In recent years egg freezing methodologies have changed. Prior to vitrification, a slow freezing method was used for egg freezing and it frequently resulted in formation of small ice crystals damaging the egg cell, as the cells are mostly water. Nowadays oocyte vitrification has significantly advanced the outcome of oocyte cryopreservation. This improvement has led to results comparable to those achieved in IVF using fresh egg cells. Various studies have confirmed this.

This possibility has opened a new door for women, but at the same time this situation has led to new debate, both in the professional community and in society at large, about the acceptability of offering this technology to reproductively healthy women who want to freeze their eggs to beat the biological clock.

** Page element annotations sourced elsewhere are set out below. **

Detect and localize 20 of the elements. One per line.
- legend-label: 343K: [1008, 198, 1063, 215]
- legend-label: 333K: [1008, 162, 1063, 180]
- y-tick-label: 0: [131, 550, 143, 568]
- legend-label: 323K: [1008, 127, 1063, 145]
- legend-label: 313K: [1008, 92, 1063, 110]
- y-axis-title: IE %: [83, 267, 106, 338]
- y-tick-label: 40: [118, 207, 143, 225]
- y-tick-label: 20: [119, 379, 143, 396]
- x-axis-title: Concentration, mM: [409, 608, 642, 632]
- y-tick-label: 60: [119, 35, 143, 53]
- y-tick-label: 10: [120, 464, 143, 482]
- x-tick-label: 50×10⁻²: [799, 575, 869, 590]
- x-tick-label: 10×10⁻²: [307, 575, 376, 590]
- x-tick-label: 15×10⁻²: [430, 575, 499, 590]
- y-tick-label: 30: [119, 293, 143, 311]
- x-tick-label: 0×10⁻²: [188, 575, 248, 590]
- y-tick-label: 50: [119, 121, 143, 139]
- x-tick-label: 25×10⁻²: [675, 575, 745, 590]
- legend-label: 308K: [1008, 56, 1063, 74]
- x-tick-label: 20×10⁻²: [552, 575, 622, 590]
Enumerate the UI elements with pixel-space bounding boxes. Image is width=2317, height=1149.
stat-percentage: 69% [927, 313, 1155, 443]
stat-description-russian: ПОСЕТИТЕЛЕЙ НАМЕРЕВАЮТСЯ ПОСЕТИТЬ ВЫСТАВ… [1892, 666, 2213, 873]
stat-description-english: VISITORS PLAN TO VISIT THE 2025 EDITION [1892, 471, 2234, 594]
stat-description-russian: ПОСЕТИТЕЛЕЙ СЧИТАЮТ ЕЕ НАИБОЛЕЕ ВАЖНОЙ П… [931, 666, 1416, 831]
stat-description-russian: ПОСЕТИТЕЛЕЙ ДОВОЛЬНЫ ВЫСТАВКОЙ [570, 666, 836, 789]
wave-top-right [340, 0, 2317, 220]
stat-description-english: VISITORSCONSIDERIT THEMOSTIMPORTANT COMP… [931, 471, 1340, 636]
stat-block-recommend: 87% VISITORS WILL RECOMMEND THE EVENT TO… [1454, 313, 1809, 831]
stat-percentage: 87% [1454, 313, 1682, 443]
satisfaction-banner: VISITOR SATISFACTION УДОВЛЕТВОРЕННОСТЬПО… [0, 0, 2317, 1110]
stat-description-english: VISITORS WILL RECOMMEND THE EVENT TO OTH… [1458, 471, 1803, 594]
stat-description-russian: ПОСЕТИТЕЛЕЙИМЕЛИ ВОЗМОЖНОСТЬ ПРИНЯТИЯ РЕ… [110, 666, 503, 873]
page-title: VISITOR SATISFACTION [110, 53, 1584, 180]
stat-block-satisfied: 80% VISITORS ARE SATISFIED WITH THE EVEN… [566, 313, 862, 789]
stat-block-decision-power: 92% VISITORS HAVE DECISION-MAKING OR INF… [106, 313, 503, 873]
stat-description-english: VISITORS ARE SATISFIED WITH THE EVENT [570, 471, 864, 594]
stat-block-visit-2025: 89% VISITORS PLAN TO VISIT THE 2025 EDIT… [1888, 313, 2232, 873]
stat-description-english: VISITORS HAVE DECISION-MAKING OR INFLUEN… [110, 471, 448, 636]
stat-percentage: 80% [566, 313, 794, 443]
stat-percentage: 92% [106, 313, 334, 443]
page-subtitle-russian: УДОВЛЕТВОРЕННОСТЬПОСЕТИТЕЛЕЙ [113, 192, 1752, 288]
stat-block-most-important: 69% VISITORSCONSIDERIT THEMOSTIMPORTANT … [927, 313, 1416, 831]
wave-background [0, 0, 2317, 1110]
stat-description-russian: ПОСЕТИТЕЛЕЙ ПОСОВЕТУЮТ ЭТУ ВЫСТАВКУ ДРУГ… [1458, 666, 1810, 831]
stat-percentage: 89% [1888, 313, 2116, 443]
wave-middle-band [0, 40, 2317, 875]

Women put off becoming mothers because they’re focused on their careers, working toward advanced degrees, travelling the world, or just in a search for the right partner. With egg freezing and new technologies there is more time to change jobs, careers, and partners. The option of egg freezing may in fact give them more breathing space, but what about ethical and moral aspects?! There are far too many demands in women’s life calling for simultaneous realization, and many women who want to have children feel considerable pressure to be successful and balance being mothers, career woman and wives at the same time.

The arguments against cryopreservation are not convincing. On the other hand, it seems that we have accepted that egg freezing is an absolute way of becoming a parent, and it is not. It is extremely important to be well informed in order to avoid raising false hopes. While IVF and egg freezing are indeed increasing our chances of becoming a parent later in life, we are still talking about chances not certainty, and we should always have that in mind.

The message must remain that women’s best chances of having a healthy child are through natural reproduction at a relative early age.